Worse was that she liked him liking it, and around they went in a terrible, wonderful, mesmerizing circle. She had no time for such nonsense, and if anything, this moment was proof of why. She was split. Divided between the tempting flirtation she could begin and a steadily growing sense of worry for her mother.

She broke the spell Sir Ian wove and stalked to the door. A passing maid stopped. “Milly, run upstairs and see what’s taking Lady Vale so long.”

“Is that necessary?” Sir Ian asked. “She’s a grown woman in her own house.
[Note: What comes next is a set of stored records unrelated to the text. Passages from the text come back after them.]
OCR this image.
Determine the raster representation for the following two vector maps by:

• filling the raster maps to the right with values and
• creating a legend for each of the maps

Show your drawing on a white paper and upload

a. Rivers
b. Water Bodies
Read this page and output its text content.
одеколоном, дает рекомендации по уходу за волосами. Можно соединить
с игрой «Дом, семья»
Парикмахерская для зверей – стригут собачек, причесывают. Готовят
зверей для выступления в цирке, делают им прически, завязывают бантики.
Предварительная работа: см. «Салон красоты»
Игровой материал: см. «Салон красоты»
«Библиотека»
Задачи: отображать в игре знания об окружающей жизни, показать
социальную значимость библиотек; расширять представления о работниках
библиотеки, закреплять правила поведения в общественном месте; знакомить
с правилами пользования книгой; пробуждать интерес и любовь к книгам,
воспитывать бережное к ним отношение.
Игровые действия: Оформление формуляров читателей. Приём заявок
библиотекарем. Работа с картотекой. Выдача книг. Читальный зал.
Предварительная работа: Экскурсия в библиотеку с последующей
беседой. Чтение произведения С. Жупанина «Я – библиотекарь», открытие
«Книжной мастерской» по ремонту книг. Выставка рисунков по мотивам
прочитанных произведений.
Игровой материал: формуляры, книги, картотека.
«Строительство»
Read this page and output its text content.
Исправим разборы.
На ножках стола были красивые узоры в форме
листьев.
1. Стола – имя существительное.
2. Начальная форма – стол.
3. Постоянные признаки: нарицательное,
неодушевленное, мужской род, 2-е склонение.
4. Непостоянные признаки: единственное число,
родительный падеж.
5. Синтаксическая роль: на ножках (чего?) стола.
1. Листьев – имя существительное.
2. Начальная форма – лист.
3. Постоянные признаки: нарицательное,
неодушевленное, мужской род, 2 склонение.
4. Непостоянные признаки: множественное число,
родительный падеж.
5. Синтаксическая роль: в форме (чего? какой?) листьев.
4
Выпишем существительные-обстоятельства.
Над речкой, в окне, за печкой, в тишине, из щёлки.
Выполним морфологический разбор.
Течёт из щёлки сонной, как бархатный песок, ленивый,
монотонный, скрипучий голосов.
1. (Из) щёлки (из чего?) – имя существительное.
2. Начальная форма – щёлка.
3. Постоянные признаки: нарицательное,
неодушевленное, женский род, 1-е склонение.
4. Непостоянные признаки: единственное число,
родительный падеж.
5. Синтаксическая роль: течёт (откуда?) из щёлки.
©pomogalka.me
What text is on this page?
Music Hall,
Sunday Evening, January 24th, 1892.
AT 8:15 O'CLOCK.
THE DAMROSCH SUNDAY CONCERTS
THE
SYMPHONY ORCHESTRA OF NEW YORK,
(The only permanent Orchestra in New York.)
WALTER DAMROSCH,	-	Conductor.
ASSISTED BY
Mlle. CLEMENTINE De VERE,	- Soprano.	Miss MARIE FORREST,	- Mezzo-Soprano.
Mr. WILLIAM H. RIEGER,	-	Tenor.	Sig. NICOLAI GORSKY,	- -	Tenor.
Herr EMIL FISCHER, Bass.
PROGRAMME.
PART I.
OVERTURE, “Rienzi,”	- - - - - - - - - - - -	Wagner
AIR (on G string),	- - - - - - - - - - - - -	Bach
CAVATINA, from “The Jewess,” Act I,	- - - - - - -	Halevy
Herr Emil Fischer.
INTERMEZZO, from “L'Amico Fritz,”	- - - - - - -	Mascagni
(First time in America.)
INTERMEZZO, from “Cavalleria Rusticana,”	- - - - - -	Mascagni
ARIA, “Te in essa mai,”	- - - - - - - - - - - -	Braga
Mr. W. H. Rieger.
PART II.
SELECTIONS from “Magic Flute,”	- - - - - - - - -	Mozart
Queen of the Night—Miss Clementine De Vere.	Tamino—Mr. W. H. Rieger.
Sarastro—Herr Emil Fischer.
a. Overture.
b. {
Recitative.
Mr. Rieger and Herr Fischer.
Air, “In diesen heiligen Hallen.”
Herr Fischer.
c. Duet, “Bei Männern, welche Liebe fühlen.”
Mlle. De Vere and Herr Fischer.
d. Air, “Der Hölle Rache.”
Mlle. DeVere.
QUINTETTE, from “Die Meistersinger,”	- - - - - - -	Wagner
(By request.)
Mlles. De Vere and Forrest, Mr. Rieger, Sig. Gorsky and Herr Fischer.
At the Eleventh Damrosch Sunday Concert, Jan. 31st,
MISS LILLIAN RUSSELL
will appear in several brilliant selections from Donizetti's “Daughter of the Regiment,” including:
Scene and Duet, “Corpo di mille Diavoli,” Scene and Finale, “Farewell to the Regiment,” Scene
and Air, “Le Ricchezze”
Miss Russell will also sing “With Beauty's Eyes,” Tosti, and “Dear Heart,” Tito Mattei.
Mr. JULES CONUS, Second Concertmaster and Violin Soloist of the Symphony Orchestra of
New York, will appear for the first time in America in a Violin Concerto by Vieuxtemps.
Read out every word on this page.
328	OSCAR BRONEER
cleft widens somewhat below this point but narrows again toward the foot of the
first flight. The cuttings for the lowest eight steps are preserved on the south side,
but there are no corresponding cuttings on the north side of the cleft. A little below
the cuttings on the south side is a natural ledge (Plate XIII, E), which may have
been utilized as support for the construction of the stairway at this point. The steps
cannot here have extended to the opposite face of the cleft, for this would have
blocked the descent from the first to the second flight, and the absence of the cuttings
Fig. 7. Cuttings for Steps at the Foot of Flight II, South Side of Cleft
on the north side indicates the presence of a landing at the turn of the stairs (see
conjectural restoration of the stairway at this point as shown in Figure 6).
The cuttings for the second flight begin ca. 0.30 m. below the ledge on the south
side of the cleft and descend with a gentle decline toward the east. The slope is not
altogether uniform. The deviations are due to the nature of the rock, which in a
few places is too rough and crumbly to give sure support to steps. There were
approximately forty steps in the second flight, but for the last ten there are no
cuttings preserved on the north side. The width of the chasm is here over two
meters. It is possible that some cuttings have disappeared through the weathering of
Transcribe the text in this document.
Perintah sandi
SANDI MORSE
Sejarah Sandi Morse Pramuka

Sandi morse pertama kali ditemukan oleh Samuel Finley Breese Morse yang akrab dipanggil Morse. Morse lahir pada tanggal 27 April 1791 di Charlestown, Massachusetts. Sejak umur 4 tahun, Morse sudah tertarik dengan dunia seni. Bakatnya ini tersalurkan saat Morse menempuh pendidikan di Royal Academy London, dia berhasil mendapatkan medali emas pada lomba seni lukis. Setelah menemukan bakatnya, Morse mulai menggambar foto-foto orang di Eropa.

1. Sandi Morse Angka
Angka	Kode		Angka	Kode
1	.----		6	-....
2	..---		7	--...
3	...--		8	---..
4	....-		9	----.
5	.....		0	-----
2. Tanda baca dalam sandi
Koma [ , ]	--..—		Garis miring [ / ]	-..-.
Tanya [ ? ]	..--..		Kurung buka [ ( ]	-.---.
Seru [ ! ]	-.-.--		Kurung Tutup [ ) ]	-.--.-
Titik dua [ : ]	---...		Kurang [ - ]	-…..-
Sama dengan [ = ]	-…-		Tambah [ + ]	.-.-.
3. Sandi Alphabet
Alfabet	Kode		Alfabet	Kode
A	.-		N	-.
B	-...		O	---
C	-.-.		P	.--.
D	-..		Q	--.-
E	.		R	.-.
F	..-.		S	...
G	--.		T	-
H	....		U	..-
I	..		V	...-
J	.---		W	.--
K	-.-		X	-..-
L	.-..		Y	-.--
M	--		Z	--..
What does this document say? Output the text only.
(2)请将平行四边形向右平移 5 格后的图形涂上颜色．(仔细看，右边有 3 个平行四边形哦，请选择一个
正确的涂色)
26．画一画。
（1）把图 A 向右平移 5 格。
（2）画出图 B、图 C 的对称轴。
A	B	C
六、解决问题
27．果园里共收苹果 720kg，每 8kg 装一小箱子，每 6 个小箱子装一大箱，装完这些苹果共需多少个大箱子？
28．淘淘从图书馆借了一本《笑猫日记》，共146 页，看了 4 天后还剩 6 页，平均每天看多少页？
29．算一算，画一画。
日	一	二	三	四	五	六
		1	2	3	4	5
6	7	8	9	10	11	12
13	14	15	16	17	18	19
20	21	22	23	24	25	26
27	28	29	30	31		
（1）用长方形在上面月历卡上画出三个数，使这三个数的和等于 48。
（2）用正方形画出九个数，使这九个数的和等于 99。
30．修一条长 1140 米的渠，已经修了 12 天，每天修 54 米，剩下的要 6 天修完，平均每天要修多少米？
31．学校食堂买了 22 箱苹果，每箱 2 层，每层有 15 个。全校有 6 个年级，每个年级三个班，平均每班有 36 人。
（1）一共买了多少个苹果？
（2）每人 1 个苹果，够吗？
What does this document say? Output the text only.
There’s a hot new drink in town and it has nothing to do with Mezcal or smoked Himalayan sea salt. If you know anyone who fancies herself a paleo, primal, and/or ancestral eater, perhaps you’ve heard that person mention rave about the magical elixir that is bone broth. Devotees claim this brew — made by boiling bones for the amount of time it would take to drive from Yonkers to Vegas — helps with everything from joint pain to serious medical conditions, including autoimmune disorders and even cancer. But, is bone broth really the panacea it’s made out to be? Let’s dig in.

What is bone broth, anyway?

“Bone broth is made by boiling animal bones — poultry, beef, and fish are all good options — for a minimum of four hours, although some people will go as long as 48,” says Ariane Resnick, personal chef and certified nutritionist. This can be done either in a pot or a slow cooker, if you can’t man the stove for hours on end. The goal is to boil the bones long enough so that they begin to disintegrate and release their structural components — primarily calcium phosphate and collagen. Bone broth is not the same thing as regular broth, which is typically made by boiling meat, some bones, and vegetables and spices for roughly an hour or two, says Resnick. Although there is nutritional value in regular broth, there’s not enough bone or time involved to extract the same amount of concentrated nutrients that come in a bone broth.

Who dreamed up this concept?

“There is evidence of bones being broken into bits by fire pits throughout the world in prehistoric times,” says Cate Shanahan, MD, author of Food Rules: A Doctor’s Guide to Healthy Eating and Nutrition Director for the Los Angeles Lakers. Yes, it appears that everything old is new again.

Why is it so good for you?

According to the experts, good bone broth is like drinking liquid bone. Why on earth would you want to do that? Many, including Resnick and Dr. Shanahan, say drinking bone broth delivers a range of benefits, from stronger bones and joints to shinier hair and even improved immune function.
She can’t have gotten far.”

“How little you know.”

Indeed, it didn’t take long before Milly all but tripped over her own feet as she tumbled into the room. “Your pardon, miss.”

“It’s all right.” Really, her fingernails dug into the soft meat of her palms, sending pain swirling up her wrists, though it was nothing compared to the prickling worry stealing her breath away.

The maid gasped for breath as if she’d hustled upstairs and down. “Lady Vale has gone out, miss.”

“Blast. Does anyone know where?”

The girl nodded. She didn’t want to say it, that much was in the way her eyes flicked and her mouth worked. “Mrs. Lafevre says, that is… She went to the park across the way.”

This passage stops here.